Royals are swept by the A’s: What happened?

Oakland’s Danny Valencia was greeted after scoring on a double by Yonder Alonso in the first inning Wednesday.
Oakland’s Danny Valencia was greeted after scoring on a double by Yonder Alonso in the first inning Wednesday. jsleezer@kcstar.com

On Thursday night the last-place Oakland A’s completed a four-game sweep of the Kansas City Royals and now the A’s aren’t in last place anymore and the Royals’ hopes for a wild-card spot are all but gone.

So how did it happen?

How did a team last in the league in runs scored, second in the league in runs allowed, third in the league in errors and 14th in the league in collective ERA beat the Royals four games straight?

To understand how the Royals lost, let’s start by taking a look at how the Royals win.

The Royals formula for winning

When the Royals allow the other team to score four runs, their record is 9-9. When the other team scores three runs or fewer, the Royals record is 55-13; when the other team scores five runs or more the Royals record is 10-50.

So if the Royals want to win consistently here’s what needs to happen:

1. The starting pitchers hand a lead to the best relievers in the bullpen.

2. The pitching and defense keep the score to four runs or less.

3. The offense can then use small-ball strategies to scratch out enough runs to win.

What happened in the Oakland series?

1. The starting pitchers provided the Royals with one quality start — Danny Duffy’s — and handed only one lead to the bullpen.
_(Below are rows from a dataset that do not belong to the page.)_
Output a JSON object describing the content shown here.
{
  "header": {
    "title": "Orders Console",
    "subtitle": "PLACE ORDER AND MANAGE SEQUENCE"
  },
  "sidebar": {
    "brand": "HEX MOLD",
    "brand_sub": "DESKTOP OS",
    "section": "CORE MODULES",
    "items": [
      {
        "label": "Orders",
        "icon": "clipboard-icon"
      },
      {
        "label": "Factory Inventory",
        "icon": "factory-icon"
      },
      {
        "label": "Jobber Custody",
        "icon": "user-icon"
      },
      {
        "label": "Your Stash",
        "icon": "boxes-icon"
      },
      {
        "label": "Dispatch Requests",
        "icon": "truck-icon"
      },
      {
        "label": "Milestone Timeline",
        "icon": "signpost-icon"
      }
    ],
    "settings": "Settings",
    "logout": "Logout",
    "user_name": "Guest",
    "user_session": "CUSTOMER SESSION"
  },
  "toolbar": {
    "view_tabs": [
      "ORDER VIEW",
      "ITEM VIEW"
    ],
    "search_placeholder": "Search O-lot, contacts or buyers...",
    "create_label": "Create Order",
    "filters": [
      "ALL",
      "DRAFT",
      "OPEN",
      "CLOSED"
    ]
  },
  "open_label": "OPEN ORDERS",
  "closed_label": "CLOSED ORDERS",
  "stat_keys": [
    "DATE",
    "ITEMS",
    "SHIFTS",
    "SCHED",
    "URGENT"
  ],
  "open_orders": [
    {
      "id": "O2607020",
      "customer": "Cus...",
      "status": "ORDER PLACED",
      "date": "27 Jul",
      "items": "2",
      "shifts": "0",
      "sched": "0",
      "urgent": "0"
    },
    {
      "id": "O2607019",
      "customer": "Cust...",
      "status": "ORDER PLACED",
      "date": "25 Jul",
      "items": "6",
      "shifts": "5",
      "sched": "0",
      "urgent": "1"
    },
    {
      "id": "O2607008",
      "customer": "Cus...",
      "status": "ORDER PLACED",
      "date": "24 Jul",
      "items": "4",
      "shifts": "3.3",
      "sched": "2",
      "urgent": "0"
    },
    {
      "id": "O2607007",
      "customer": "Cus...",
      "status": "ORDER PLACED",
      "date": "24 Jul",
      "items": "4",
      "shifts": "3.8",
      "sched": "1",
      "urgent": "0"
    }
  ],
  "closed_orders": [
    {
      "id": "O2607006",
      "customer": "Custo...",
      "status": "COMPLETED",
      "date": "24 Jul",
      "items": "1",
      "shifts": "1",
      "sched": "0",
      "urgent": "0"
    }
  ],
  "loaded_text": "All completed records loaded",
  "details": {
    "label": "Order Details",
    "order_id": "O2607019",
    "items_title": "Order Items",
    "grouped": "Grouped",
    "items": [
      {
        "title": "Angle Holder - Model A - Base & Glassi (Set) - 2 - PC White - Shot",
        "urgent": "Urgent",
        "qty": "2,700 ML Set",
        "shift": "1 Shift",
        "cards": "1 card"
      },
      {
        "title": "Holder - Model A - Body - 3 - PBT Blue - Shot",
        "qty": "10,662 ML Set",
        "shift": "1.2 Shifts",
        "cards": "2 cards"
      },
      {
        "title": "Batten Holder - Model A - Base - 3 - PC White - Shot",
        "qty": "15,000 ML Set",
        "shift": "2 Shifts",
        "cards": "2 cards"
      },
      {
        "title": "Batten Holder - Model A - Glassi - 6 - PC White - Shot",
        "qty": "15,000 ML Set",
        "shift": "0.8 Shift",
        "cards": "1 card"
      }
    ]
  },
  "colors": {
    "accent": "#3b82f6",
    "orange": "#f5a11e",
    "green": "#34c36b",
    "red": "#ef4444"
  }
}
When a starting pitcher leaves the game the manager has to decide which relievers to use and managers don’t like to use their best relievers unless they have a lead. So instead of Wade Davis and Kelvin Herrera — who did not pitch in the series — we were seeing guys like Kevin McCarthy (11.57 ERA), Brooks Pounders (12.10 ERA) and Alec Mills (13.50 ERA).

2. Over the four-game series the Royals bullpen surrendered 21 runs; once the starter left, the bullpen made things worse. The defense made at least one error in every game — a couple of them crucial — and finished with a total of five errors in the four-game series. And no matter how well your defense plays they can’t defend a walk and Royals pitchers walked 24 batters in the Oakland series.

3. So because the pitching and defense couldn’t keep the score low, the offense was taken out of its game. The Royals attempted two stolen bases the entire series and that was in the Duffy game. In the other three games the Royals were down so quickly and by so much, being aggressive on the base paths or playing for one run didn’t make much sense. When the Toronto Blue Jays were in town, manager John Gibbons said if they got in a one-run game with the Royals they’d have a hard time winning because it wasn’t their kind of game. Same goes for the Royals in a slugfest; they’re not built to play that way and this four-game series with the Oakland A’s proves it.

A couple other things to watch for; two out rallies and two-strike hits

If I counted correctly the A’s scored 14 runs after the Royals already had two outs in an inning. Oddly enough — or maybe not that oddly if you know something about psychology – pitchers can be vulnerable when they should have an overwhelming advantage; once they get two outs in an inning or two strikes on a hitter, pitchers sometimes relax, lose focus and get beat.

This season Royals pitchers have given up 24 home runs in 0-2 or 1-2 counts; just when they have a hitter at their mercy they sometimes throw bad pitches.

Pay attention to what happens after a pitcher gets the second out of an inning or has a hitter in a two-strike count; does the pitcher bear down and finish the job or does he relax and slop a bad pitch up to the plate?

The White Sox series

The Royals now start a four-game series against the White Sox. There are 16 games left in the season and whatever happens try to enjoy them. Unless a miracle happens, you probably won’t see any more Royals baseball until next spring.